The Leverhulme Trust Board is pleased to announce the investment of more than £6 million to help under-represented groups secure careers in academia.
The Leverhulme Doctoral Scholarships scheme (LDS) is being expanded to provide funding specifically for Black students and those from low-income households. In addition, the Trust will also offer new funding for outstanding EU and international doctoral students via its LDS programmes. The package is designed to ensure support for a nationally and internationally diverse range of the most promising students.
Previously, the Trust typically made 10 LDS awards every three years, each to train 15 doctoral students. That number will now rise to up to 18 students per award with the new funding. It means up to 30 Black and/or low income students will initially benefit from this scheme and the funding will support them through both a research masters degree and a PhD. The extra funding will amount to £6.06million, bringing total spending on the LDS to £19.56m per three-year cycle.

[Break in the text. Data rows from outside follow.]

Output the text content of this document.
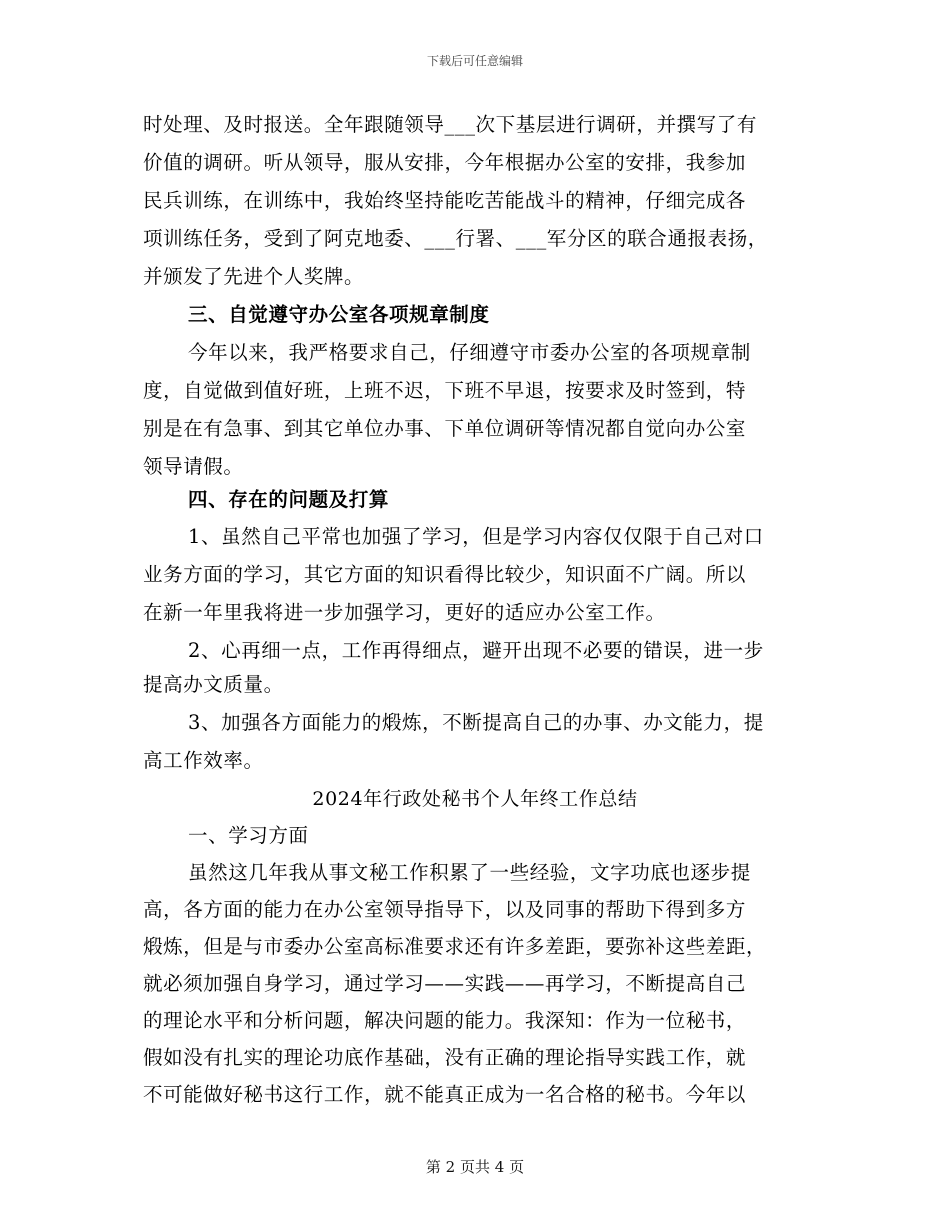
下载后可任意编辑
时处理、及时报送。全年跟随领导___次下基层进行调研，并撰写了有
价值的调研。听从领导，服从安排，今年根据办公室的安排，我参加
民兵训练，在训练中，我始终坚持能吃苦能战斗的精神，仔细完成各
项训练任务，受到了阿克地委、___行署、___军分区的联合通报表扬，
并颁发了先进个人奖牌。
三、自觉遵守办公室各项规章制度
今年以来，我严格要求自己，仔细遵守市委办公室的各项规章制
度，自觉做到值好班，上班不迟，下班不早退，按要求及时签到，特
别是在有急事、到其它单位办事、下单位调研等情况都自觉向办公室
领导请假。
四、存在的问题及打算
1、虽然自己平常也加强了学习，但是学习内容仅仅限于自己对口
业务方面的学习，其它方面的知识看得比较少，知识面不广阔。所以
在新一年里我将进一步加强学习，更好的适应办公室工作。
2、心再细一点，工作再得细点，避开出现不必要的错误，进一步
提高办文质量。
3、加强各方面能力的煅炼，不断提高自己的办事、办文能力，提
高工作效率。
2024年行政处秘书个人年终工作总结
一、学习方面
虽然这几年我从事文秘工作积累了一些经验，文字功底也逐步提
高，各方面的能力在办公室领导指导下，以及同事的帮助下得到多方
煅炼，但是与市委办公室高标准要求还有许多差距，要弥补这些差距，
就必须加强自身学习，通过学习——实践——再学习，不断提高自己
的理论水平和分析问题，解决问题的能力。我深知：作为一位秘书，
假如没有扎实的理论功底作基础，没有正确的理论指导实践工作，就
不可能做好秘书这行工作，就不能真正成为一名合格的秘书。今年以
第 2 页共 4 页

Chairman of the Leverhulme Trust, Niall FitzGerald, said:
‘We want to offer richly rewarding, not to mention personal and society transforming careers to the best and brightest students, no matter what their background or where they come from.’
Director of the Leverhulme Trust, Professor Anna Vignoles, said:
‘We are proud to offer these new opportunities to students whose research is often bold, innovative and edgy, and has the potential to make our world of tomorrow a better place.’
The LDS can be transformative for some individuals.
Dr Imani Strong, a postdoctoral fellow at the London School of Economics and Political Science, studied racial inequalities and affirmative action policy in the United States through the LDS. She said:
‘I would have been unable to begin study without the fellowship.
‘I benefitted from interdisciplinary discussions with peers and guidance from top scholars in related fields who pushed my research and encouraged my explorations and ideas.
‘My burgeoning career as an anthropologist and academic was made possible financially by the Trust and supported by its administrators at the LSE, and both have my deepest gratitude.’
Dr Marina Bazhydai, a Lecturer in Psychology at the University of Lancaster, said of the LDS:
‘The unparalleled financial support for research expenses, conference travel, skills training and networking opportunities was instrumental to my early career successes.
‘Following this excellent doctoral training, I was successful in securing a lecturer position at Lancaster University. I undoubtedly owe it to the Leverhulme Trust for jump-starting my academic career.’
Hear more from past and current Leverhulme Doctoral Scholars: www.leverhulme.ac.uk/leverhulme-doctoral-scholarships/doctoral-scholars-over-years
Another important change will also be made to eligibility for the LDS, which is expected to further improve access for a wider range of students. Currently, the scheme does not allow for bids from groups of universities in partnership. This rule will be abolished, meaning institutions where there is wider diversity in the student body will be able to apply in partnership with others.